THE CHALLENGE:
Contactless manipulation of objects is a critical need in various fields, particularly in biomedical applications where non-invasive techniques are essential. Traditional methods often require direct contact with the objects being manipulated, which can lead to unwanted disturbances or damage, especially when dealing with delicate biological tissues or operating within complex biological environments. The ability to precisely control and move objects without physical interference opens up possibilities for advanced medical procedures, targeted drug delivery, and intricate biological research, where maintaining the integrity of the surrounding environment is paramount.
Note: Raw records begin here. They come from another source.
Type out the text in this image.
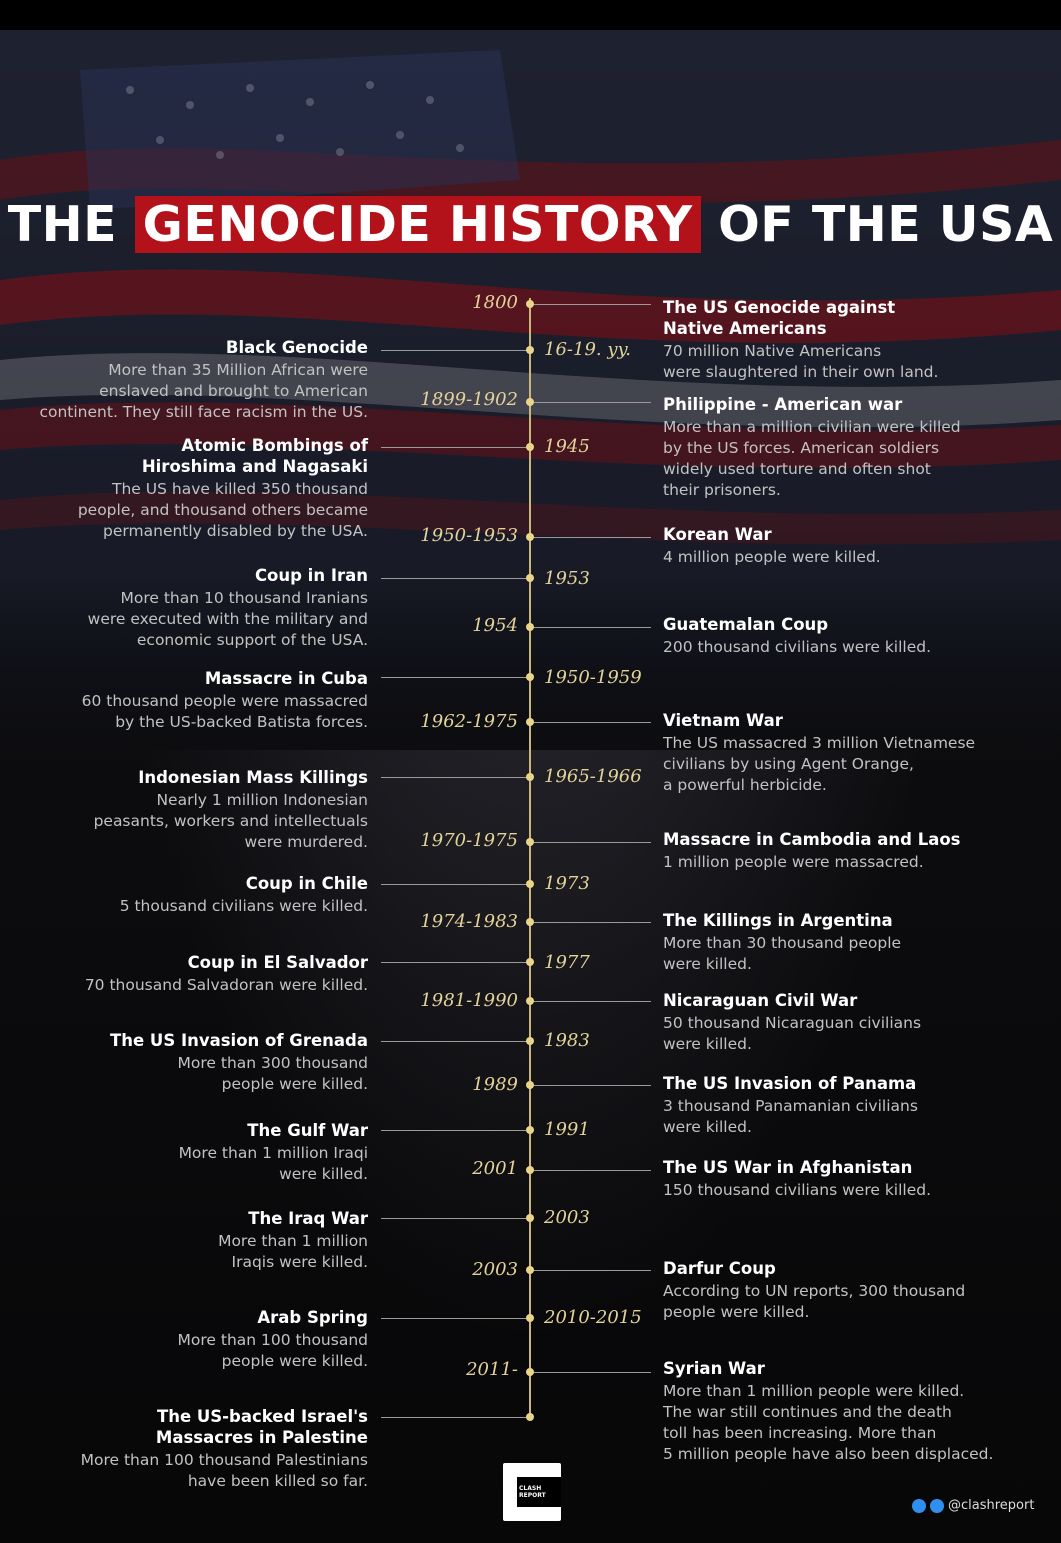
THE GENOCIDE HISTORY OF THE USA
Black Genocide
More than 35 Million African were
enslaved and brought to American
continent. They still face racism in the US.
Atomic Bombings of
Hiroshima and Nagasaki
The US have killed 350 thousand
people, and thousand others became
permanently disabled by the USA.
Coup in Iran
More than 10 thousand Iranians
were executed with the military and
economic support of the USA.
Massacre in Cuba
60 thousand people were massacred
by the US-backed Batista forces.
Indonesian Mass Killings
Nearly 1 million Indonesian
peasants, workers and intellectuals
were murdered.
Coup in Chile
5 thousand civilians were killed.
Coup in El Salvador
70 thousand Salvadoran were killed.
The US Invasion of Grenada
More than 300 thousand
people were killed.
The Gulf War
More than 1 million Iraqi
were killed.
The Iraq War
More than 1 million
Iraqis were killed.
Arab Spring
More than 100 thousand
people were killed.
The US-backed Israel's
Massacres in Palestine
More than 100 thousand Palestinians
have been killed so far.
16-19. yy.
1945
1953
1950-1959
1965-1966
1973
1977
1983
1991
2003
2010-2015
The US Genocide against
Native Americans
70 million Native Americans
were slaughtered in their own land.
Philippine - American war
More than a million civilian were killed
by the US forces. American soldiers
widely used torture and often shot
their prisoners.
Korean War
4 million people were killed.
Guatemalan Coup
200 thousand civilians were killed.
Vietnam War
The US massacred 3 million Vietnamese
civilians by using Agent Orange,
a powerful herbicide.
Massacre in Cambodia and Laos
1 million people were massacred.
The Killings in Argentina
More than 30 thousand people
were killed.
Nicaraguan Civil War
50 thousand Nicaraguan civilians
were killed.
The US Invasion of Panama
3 thousand Panamanian civilians
were killed.
The US War in Afghanistan
150 thousand civilians were killed.
Darfur Coup
According to UN reports, 300 thousand
people were killed.
Syrian War
More than 1 million people were killed.
The war still continues and the death
toll has been increasing. More than
5 million people have also been displaced.
1800
1899-1902
1950-1953
1954
1962-1975
1970-1975
1974-1983
1981-1990
1989
2001
2003
2011-
CLASH
REPORT
@clashreport
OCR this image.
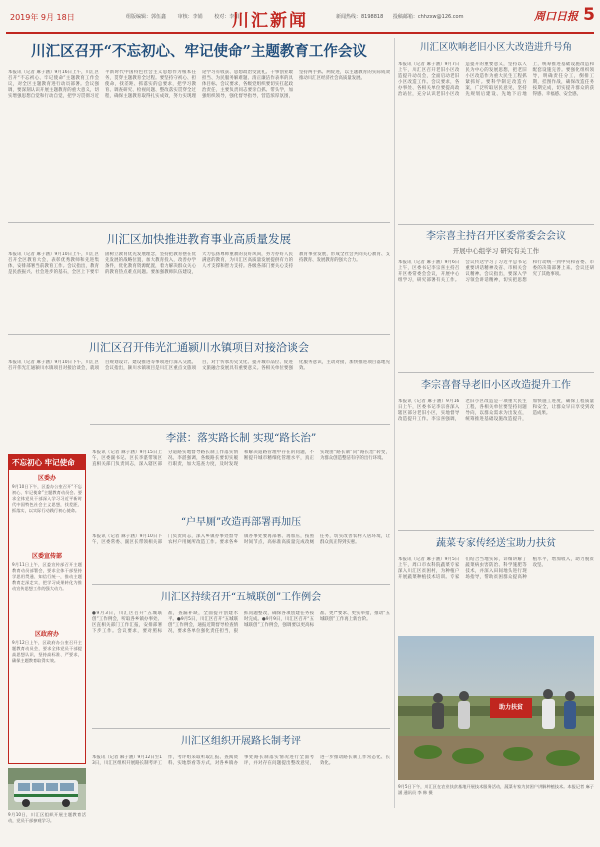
2019年 9月 18日	组版编辑：郭伍鑫 审核：李娟 校对：李娟
川汇新闻	新闻热线：8198818 投稿邮箱：chhzxw@126.com	周口日报 5
川汇区召开“不忘初心、牢记使命”主题教育工作会议
本报讯（记者 麻子涵）9月16日上午，川汇区召开“不忘初心、牢记使命”主题教育工作会议，对全区主题教育进行动员部署。会议强调，要深刻认识开展主题教育的重大意义，切实增强思想自觉和行动自觉，把学习贯彻习近平新时代中国特色社会主义思想作为根本任务，贯穿主题教育全过程。要坚持守初心、担使命，找差距、抓落实的总要求，把学习教育、调查研究、检视问题、整改落实贯穿全过程，确保主题教育取得扎实成效，努力实现理论学习有收获、思想政治受洗礼、干事创业敢担当、为民服务解难题、清正廉洁作表率的具体目标。会议要求，各级党组织要切实扛起政治责任，主要负责同志要亲自抓、带头学，加强组织领导，强化督导指导，营造浓厚氛围，坚持两手抓、两促进，以主题教育的实际成效推动川汇区经济社会高质量发展。
川汇区吹响老旧小区大改造进升号角
本报讯（记者 麻子涵）9月7日上午，川汇区召开老旧小区改造提升动员会，全面启动老旧小区改造工作。会议要求，各办事处、各相关单位要提高政治站位，充分认识老旧小区改造提升的重要意义，坚持以人民为中心的发展思想，把老旧小区改造作为重大民生工程抓紧抓好。要科学制定改造方案，广泛听取居民意见，坚持先规划后建设、先地下后地上，统筹推进基础设施改造和配套设施完善。要强化组织领导，明确责任分工，倒排工期，挂图作战，确保改造任务按期完成，切实提升群众的获得感、幸福感、安全感。
川汇区加快推进教育事业高质量发展
本报讯（记者 麻子涵）9月10日上午，川汇区召开全区教育大会，表彰优秀教师和先进集体，安排部署当前教育工作。会议指出，教育是民族振兴、社会进步的基石，全区上下要牢固树立教育优先发展理念，坚持把教育摆在优先发展的战略位置，加大教育投入，改善办学条件，优化教育资源配置，着力解决群众关心的教育热点难点问题。要加强教师队伍建设，大力弘扬尊师重教的良好风尚，努力办好人民满意的教育，为川汇区高质量发展提供有力的人才支撑和智力支持。各级各部门要关心支持教育事业发展，形成全社会共同关心教育、支持教育、发展教育的强大合力。
李宗喜主持召开区委常委会会议
开展中心组学习 研究有关工作
本报讯（记者 麻子涵）9月6日上午，区委书记李宗喜主持召开区委常委会会议，开展中心组学习，研究部署有关工作。会议传达学习了习近平总书记重要讲话精神及省、市相关会议精神。会议指出，要深入学习领会讲话精神，切实把思想和行动统一到中央和省委、市委的决策部署上来。会议还研究了其他事项。
川汇区召开伟光汇通颍川水镇项目对接洽谈会
本报讯（记者 麻子涵）9月10日下午，川汇区召开伟光汇通颍川水镇项目对接洽谈会，就项目规划设计、建设推进等事项进行深入交流。会议指出，颍川水镇项目是川汇区重点文旅项目，对于传承历史文化、提升城市品位、促进文旅融合发展具有重要意义。各相关单位要强化服务意识，主动对接，加快推进项目落地见效。
不忘初心 牢记使命
区委办
9月10日下午，区委办公室召开“不忘初心、牢记使命”主题教育动员会。要求全体党员干部深入学习习近平新时代中国特色社会主义思想，找差距、抓落实，以实际行动践行初心使命。
区委宣传部
9月11日上午，区委宣传部召开主题教育动员部署会，要求全体干部坚持学思用贯通、知信行统一，推动主题教育走深走实，把学习成果转化为推动宣传思想工作的强大动力。
区政府办
9月12日上午，区政府办公室召开主题教育动员会，要求全体党员干部提高思想认识，坚持高标准、严要求，确保主题教育取得实效。
李湛：落实路长制 实现“路长治”
本报讯（记者 麻子涵）9月15日上午，区委副书记、区长李湛带领区直相关部门负责同志，深入辖区部分道路实地督导路长制工作落实情况。李湛强调，各级路长要切实履行职责，加大巡查力度，及时发现和解决道路管理中存在的问题，不断提升城市精细化管理水平，真正实现由“路长制”向“路长治”转变，为群众创造整洁有序的出行环境。
“户早厕”改造再部署再加压
本报讯（记者 麻子涵）9月10日下午，区委常委、副区长带领相关部门负责同志，深入乡镇办事处督导农村户用厕所改造工作。要求各乡镇办事处要再部署、再加压，按照时间节点，高标准高质量完成改厕任务，切实改善农村人居环境，让群众真正得到实惠。
李宗喜督导老旧小区改造提升工作
本报讯（记者 麻子涵）9月16日上午，区委书记李宗喜深入辖区部分老旧小区，实地督导改造提升工作。李宗喜强调，老旧小区改造是一项重大民生工程，各相关单位要坚持问题导向，以群众需求为出发点，统筹推进基础设施改造提升，加快施工进度，确保工程质量和安全，让群众早日享受到改造成果。
川汇区持续召开“五城联创”工作例会
●9月3日，川汇区召开“五城联创”工作例会，听取各乡镇办事处、区直相关部门工作汇报，安排部署下步工作。会议要求，要对照标准，查漏补缺，全面提升创建水平。●9月5日，川汇区召开“五城联创”工作例会，通报近期督导检查情况，要求各单位强化责任担当，狠抓问题整改，确保各项创建任务按时完成。●9月9日，川汇区召开“五城联创”工作例会，强调要以更高标准、更严要求、更实举措，推动“五城联创”工作再上新台阶。
蔬菜专家传经送宝助力扶贫
本报讯（记者 麻子涵）9月5日上午，周口市农科院蔬菜专家深入川汇区贫困村，为种植户开展蔬菜种植技术培训。专家们结合当地实际，详细讲解了蔬菜病虫害防治、科学施肥等技术，并深入田间地头进行现场指导，帮助贫困群众提高种植水平，增加收入，助力脱贫攻坚。
助力扶贫
9月5日下午，川汇区在农业扶贫基地开展技术服务活动，蔬菜专家为贫困户讲解种植技术。本报记者 麻子涵 通讯员 李 韩 摄
9月10日，川汇区组织开展主题教育活动，党员干部参观学习。
川汇区组织开展路长制考评
本报讯（记者 麻子涵）9月12日至13日，川汇区组织开展路长制考评工作，考评组采取听取汇报、查阅资料、实地察看等方式，对各乡镇办事处路长制落实情况进行全面考评，并对存在问题提出整改意见，进一步推动路长制工作常态化、长效化。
However, current approaches to contactless manipulation face significant challenges that limit their effectiveness and versatility. Many existing technologies, such as optical tweezers and magnetic manipulation systems, struggle with limitations in penetration depth, control precision, and the range of materials they can effectively manipulate. Optical methods, for example, are often hindered by scattering and absorption in biological tissues, reducing their applicability in medical settings. Magnetic systems may require specially designed objects with specific magnetic properties, restricting their use to certain scenarios. Additionally, real-time monitoring and feedback mechanisms are frequently inadequate, making it difficult to achieve precise control and stability during manipulation tasks. These limitations highlight the need for more advanced solutions that can overcome the barriers imposed by current technologies.
OUR SOLUTION:
The robot-assisted acoustic tweezers system enables precise contactless manipulation of objects by generating tunable acoustic vortex beams through coaxial holographic chiral lenses paired with inner and outer ring transducers operating at distinct frequencies. By independently managing the excitation signals of these transducers, the system can adjust the chirality of the acoustic vortex beams, allowing for meticulous control over angular momentum. This capability facilitates four degrees of freedom in manipulation: three-dimensional translation achieved via robotic positioning and rotational control through chirality tuning. Additionally, the integration of ultrasound imaging allows for real-time monitoring of the manipulation process within opaque media, ensuring accurate control even when direct visual observation is not possible. The system is capable of operating through biological barriers such as tissue and bone, functioning effectively as a contactless gripper that can trap, rotate, and translate objects with high precision.
What sets this technology apart is its sophisticated integration of acoustic physics and programmable robotics, which together provide unparalleled control in four degrees of freedom without any physical contact. The use of coaxial holographic chiral lenses and dual-frequency transducers enables the fine-tuning of acoustic vortex beams and total angular momentum, allowing for complex manipulation tasks like trapping and rotating objects through thick biological barriers. The inclusion of ultrasound imaging for real-time feedback in non-transparent environments ensures reliable and precise operation where traditional methods may fail. Moreover, the system has been experimentally validated across various challenging scenarios, demonstrating its versatility and superiority in non-invasive manipulation. These unique features make it exceptionally valuable for advanced biomedical applications, such as manipulating blood clots or disintegrating kidney stones without invasive procedures.
ADVANTAGES:
- Enables contactless manipulation, preventing physical damage to objects
- Provides precise four-degree-of-freedom control for complex movements
- Operates effectively through biological barriers like tissue and bone
- Integrates real-time ultrasound imaging for accurate monitoring
- Suitable for a wide range of biomedical applications, including non-invasive procedures
- Allows fine rotational and translational control via tunable acoustic vortex beams
- Facilitates manipulation of objects in opaque media where direct observation is not possible
POTENTIAL APPLICATIONS:
- Non-invasive surgical tools
- Medical device manipulation
- Biological sample handling
- Kidney stone management
- Blood clot manipulation
Fig. 1. Illustrations of robot-assisted chirality-tunable acoustic vortex tweezers for contactless, multifunctional, 4-DOF object manipulation. (A) Schematic of a robot-assisted acoustic vortex tweezing system that has a chirality-tunable acoustic vortex tweezing device integrated with a robotic arm. (B) Illustration of 4-DOF object manipulation. The acoustic vortex device can generate a chirality-tunable acoustic vortex beam to trap an object at the vortex center and control the object rotation Ωz. The integrated robotic system can achieve 3D translation (ux, uy, uz) of the acoustically trapped object in a contactless, high-precision, and programmable manner. With these features, the robot-assisted acoustic vortex tweezing system offers shielded object manipulation functionality such as (C) penetrating a thick tissue to trap and manipulate an object on the other side of the tissue, (D) generating ‘contactless’ acoustic tweezers in a complex blood vessel to trap and translate an object in the blood vessel, and (E) penetrating a skull to trap and manipulate an object in the space surrounded by the skull.